When completing an accessibility statement, you will have to write the level of compliance you believe your website conforms to. The regulations give the options of “fully”, “partially”, or “not-compliant”.

You should be careful when considering which level of compliance you state in any accessibility statements you write.

  • Fully compliant should only be used if the website has no outstanding issues against the WCAG success criteria and no exempted content that you must list in the “Content that’s not within scope of the regulations” section. Every college that lists themselves as fully compliant can be easily verified with the use of automated checking tools. You must be completely sure that there are no issues whatsoever before claiming full compliance.
  • Partially compliant should be used when you know you have some issues and/or exempted content, which present moderate to low levels of impact to users. This will cover issues that while disruptive do not completely stop a user from being able to complete tasks.
  • Not compliant should be used when there are serious issues which present critical and high levels of impact to users. This will cover issues that completely stop disabled user groups from being able to complete tasks on the website.

Avoiding overlay products

Colleges looking for “easy” routes to compliance should be wary of ‘overlay’ products.

Overlays are products marketed to improve or fix accessibility issues on a website, by adding a small snippet of code, or a button to your web pages which will “fix” the user experience. Some of these products market themselves as using artificial intelligence while others advertise user customisability. We are concerned that colleges are a vulnerable sector to these such offers.
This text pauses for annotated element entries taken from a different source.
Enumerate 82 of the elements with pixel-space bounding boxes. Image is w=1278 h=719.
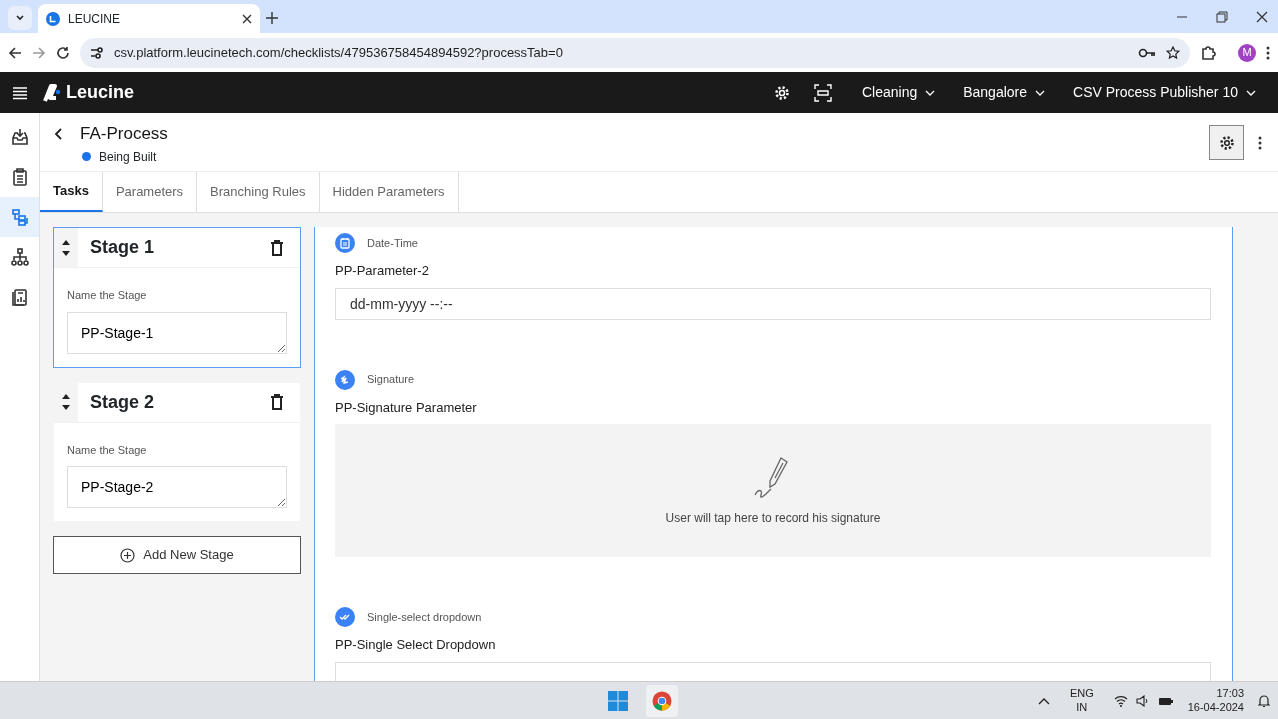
stage-name-field[interactable]: PP-Stage-1 [67, 311, 287, 354]
parameter-type: Date-Time [367, 235, 418, 251]
parameter-name: PP-Parameter-2 [335, 262, 430, 280]
scan-icon[interactable] [813, 83, 832, 102]
move-down-icon[interactable] [62, 405, 70, 410]
notification-bell-icon[interactable] [1258, 693, 1270, 708]
calendar-icon [335, 233, 355, 253]
signature-hint: User will tap here to record his signature [665, 509, 881, 527]
browser-icon [652, 690, 672, 711]
header-dropdown[interactable]: Cleaning [851, 82, 946, 103]
more-icon[interactable] [1258, 136, 1262, 150]
status-text: Being Built [99, 148, 157, 166]
leucine-logo-icon [42, 82, 62, 103]
wifi-icon[interactable] [1113, 694, 1128, 707]
parameter-name: PP-Signature Parameter [335, 398, 478, 417]
delete-icon[interactable] [270, 394, 284, 410]
address-bar[interactable]: csv.platform.leucinetech.com/checklists/479536758454894592?processTab=0 [80, 37, 1190, 68]
parameter-name: PP-Single Select Dropdown [335, 636, 497, 654]
restore-icon[interactable] [1216, 10, 1228, 23]
header-dropdown[interactable]: Bangalore [953, 82, 1056, 103]
menu-icon[interactable] [12, 85, 28, 100]
extensions-icon[interactable] [1200, 44, 1216, 61]
chevron-down-icon [1035, 89, 1046, 96]
signature-icon [335, 369, 355, 390]
chevron-down-icon [1246, 89, 1256, 96]
browser-tab[interactable]: LEUCINE [38, 4, 260, 33]
report-icon [10, 288, 29, 306]
hierarchy-icon [10, 248, 29, 266]
plus-circle-icon [120, 547, 136, 563]
clock-date[interactable]: 16-04-2024 [1187, 700, 1244, 715]
datetime-field[interactable]: dd-mm-yyyy --:-- [335, 287, 1211, 320]
clock-time[interactable]: 17:03 [1216, 686, 1244, 701]
new-tab-icon[interactable] [266, 12, 278, 24]
parameter-type: Signature [367, 372, 415, 388]
settings-icon[interactable] [773, 84, 790, 101]
brand-name: Leucine [66, 81, 135, 104]
stage-card[interactable]: Stage 2 Name the Stage PP-Stage-2 [53, 381, 301, 522]
tab-title: LEUCINE [68, 10, 121, 28]
process-title: FA-Process [80, 123, 168, 145]
delete-icon[interactable] [270, 239, 284, 256]
site-logo-icon [46, 11, 60, 26]
move-up-icon[interactable] [62, 394, 70, 399]
settings-button[interactable] [1209, 125, 1244, 160]
add-stage-button[interactable]: Add New Stage [53, 536, 301, 574]
tab-list-button[interactable] [8, 6, 32, 30]
settings-icon [1218, 134, 1235, 151]
move-down-icon[interactable] [62, 250, 70, 256]
chevron-down-icon [925, 89, 936, 96]
move-up-icon[interactable] [62, 239, 70, 245]
profile-avatar[interactable]: M [1238, 43, 1256, 62]
flow-diagram-icon [10, 208, 29, 226]
stage-name-field[interactable]: PP-Stage-2 [67, 466, 287, 508]
stage-title: Stage 1 [89, 236, 156, 259]
stage-title: Stage 2 [89, 390, 156, 414]
forward-icon[interactable] [32, 45, 46, 60]
back-icon[interactable] [8, 45, 22, 60]
speaker-icon[interactable] [1135, 694, 1150, 707]
reload-icon[interactable] [56, 45, 70, 60]
double-check-icon [335, 607, 355, 627]
field-label: Name the Stage [67, 442, 148, 458]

We advise that colleges avoid paying for or utilising overlay products in all cases for the following reasons:

  1. The UK regulation monitoring body states that overlays are not considered when monitoring for compliance. Therefore, any spend on an overlay product will not help to meet compliance requirements.
  2. Overlays often do not fix accessibility issues, or provide the service advertised. There has been a concerted effort across the accessibility sector to call out the false advertising of these products.
  3. In recent conferences, representatives from the US Department of justice have referred to the use of overlays for compliance as “legal suicide”, which is very strong language to represent multiple cases of these overlays now in legal disputes because of false compliance claims they made to customers.

There is no alternative to an accessible by design website that you have developed in the correct way.